Uma fotografia que chama a atenção para um equipamento em vias de extinção, o orelhão, símbolo cultural brasileiro. Com base nas fontes consultadas, não há registros específicos sobre a data exata da instalação de um orelhão no Campus III da UNEB em Juazeiro, Bahia. O departamento, originado da FAMESF-Fundada em 12 de dezembro de 1960, passou a integrar a UNEB, tornando a instalação provável entre os anos 1980 e 1990, período de expansão dos orelhões no Brasil.
A foto acima é do dia 01 de fevereiro de 2026 e mostra Regivaldo José da Silva, Doutorando em Ecologia Humana e Gestão Socioambiental pela Universidade do Estado da Bahia – UNEB, Mestre em Ciência da Informação pela Universidade Federal da Bahia – UFBA, homenageando a cena do filme, o Agente Secreto.

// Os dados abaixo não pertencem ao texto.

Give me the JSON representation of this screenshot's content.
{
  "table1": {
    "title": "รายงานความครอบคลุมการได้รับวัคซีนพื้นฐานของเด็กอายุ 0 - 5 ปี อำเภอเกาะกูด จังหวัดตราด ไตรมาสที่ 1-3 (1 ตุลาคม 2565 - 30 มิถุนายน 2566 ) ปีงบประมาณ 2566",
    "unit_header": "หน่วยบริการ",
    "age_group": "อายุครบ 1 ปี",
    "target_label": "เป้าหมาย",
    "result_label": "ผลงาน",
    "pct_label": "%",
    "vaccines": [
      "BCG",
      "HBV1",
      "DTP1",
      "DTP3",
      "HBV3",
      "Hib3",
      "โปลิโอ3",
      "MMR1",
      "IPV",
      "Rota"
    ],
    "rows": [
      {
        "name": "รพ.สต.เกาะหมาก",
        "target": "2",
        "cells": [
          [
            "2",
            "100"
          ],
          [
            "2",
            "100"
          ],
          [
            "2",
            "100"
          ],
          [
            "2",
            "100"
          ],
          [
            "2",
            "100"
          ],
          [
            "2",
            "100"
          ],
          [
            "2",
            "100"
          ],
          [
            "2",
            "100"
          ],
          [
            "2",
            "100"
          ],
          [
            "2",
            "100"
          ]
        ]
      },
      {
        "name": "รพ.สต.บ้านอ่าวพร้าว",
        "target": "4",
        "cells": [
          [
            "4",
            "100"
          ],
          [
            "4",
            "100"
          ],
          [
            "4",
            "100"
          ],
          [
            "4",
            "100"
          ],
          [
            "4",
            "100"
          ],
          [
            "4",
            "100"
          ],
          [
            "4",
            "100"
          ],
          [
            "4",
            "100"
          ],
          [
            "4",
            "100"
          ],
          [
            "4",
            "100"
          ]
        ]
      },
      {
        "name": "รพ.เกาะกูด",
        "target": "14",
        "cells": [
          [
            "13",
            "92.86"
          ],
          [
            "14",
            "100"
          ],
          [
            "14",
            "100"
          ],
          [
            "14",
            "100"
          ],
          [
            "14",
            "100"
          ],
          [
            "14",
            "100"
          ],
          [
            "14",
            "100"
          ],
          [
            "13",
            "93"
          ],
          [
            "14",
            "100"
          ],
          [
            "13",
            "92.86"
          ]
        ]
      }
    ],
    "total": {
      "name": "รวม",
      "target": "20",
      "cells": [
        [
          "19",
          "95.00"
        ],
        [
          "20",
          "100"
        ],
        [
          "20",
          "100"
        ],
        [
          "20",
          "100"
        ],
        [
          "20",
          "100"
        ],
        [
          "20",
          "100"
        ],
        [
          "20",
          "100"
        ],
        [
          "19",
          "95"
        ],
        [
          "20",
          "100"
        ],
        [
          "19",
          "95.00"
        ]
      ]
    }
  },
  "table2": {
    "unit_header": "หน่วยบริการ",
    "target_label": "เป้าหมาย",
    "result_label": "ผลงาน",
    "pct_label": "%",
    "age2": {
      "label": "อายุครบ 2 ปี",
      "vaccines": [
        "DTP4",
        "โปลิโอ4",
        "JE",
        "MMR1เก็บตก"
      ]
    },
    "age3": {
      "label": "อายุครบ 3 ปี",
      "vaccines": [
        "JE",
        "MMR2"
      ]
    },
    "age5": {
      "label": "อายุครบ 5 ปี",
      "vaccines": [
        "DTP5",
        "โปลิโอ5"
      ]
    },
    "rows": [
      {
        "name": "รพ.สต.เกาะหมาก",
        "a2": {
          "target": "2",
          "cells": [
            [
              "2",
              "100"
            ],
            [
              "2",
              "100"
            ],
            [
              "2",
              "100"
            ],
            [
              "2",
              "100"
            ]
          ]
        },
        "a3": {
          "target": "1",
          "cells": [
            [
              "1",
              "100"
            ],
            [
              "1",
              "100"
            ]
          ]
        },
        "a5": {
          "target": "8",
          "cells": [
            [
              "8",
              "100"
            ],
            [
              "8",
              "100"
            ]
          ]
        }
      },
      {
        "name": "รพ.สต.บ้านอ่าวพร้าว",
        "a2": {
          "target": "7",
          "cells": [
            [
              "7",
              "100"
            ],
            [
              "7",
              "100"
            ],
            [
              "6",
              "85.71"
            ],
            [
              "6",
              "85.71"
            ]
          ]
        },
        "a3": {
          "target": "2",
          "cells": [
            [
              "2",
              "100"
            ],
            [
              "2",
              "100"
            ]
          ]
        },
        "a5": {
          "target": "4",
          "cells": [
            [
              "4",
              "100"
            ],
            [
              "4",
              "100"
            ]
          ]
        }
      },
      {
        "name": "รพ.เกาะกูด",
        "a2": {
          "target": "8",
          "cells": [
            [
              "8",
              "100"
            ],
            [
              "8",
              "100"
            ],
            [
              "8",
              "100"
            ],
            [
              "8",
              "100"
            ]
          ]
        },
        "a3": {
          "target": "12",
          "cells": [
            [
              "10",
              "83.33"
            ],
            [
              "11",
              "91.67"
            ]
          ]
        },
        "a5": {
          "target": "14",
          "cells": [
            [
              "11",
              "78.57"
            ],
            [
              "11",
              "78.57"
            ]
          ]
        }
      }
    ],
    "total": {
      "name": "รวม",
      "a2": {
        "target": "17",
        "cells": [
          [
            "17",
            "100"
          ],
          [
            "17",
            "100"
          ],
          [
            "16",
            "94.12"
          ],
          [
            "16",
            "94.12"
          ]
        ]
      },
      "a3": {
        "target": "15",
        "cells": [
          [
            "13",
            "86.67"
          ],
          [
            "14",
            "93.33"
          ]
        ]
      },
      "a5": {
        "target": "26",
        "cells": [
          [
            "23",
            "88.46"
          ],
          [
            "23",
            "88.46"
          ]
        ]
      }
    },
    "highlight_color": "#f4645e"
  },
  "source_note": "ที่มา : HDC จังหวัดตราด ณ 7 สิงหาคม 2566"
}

O filme O Agente Secreto — indicado pelo Brasil para concorrer ao Oscar 2026 — e se tornou um dos símbolos da produção. A imagem de Marcelo (interpretado por Wagner Moura) usando um orelhão passou a representar o filme pelo mundo e é hoje marca registrada da produção.
Graduado em Biblioteconomia e Documentação pela Universidade Federal da Bahia, UFBA, Regis como é conhecido relembra o tempo de uso dos orelhões e a famosa frase: a ficha caiu.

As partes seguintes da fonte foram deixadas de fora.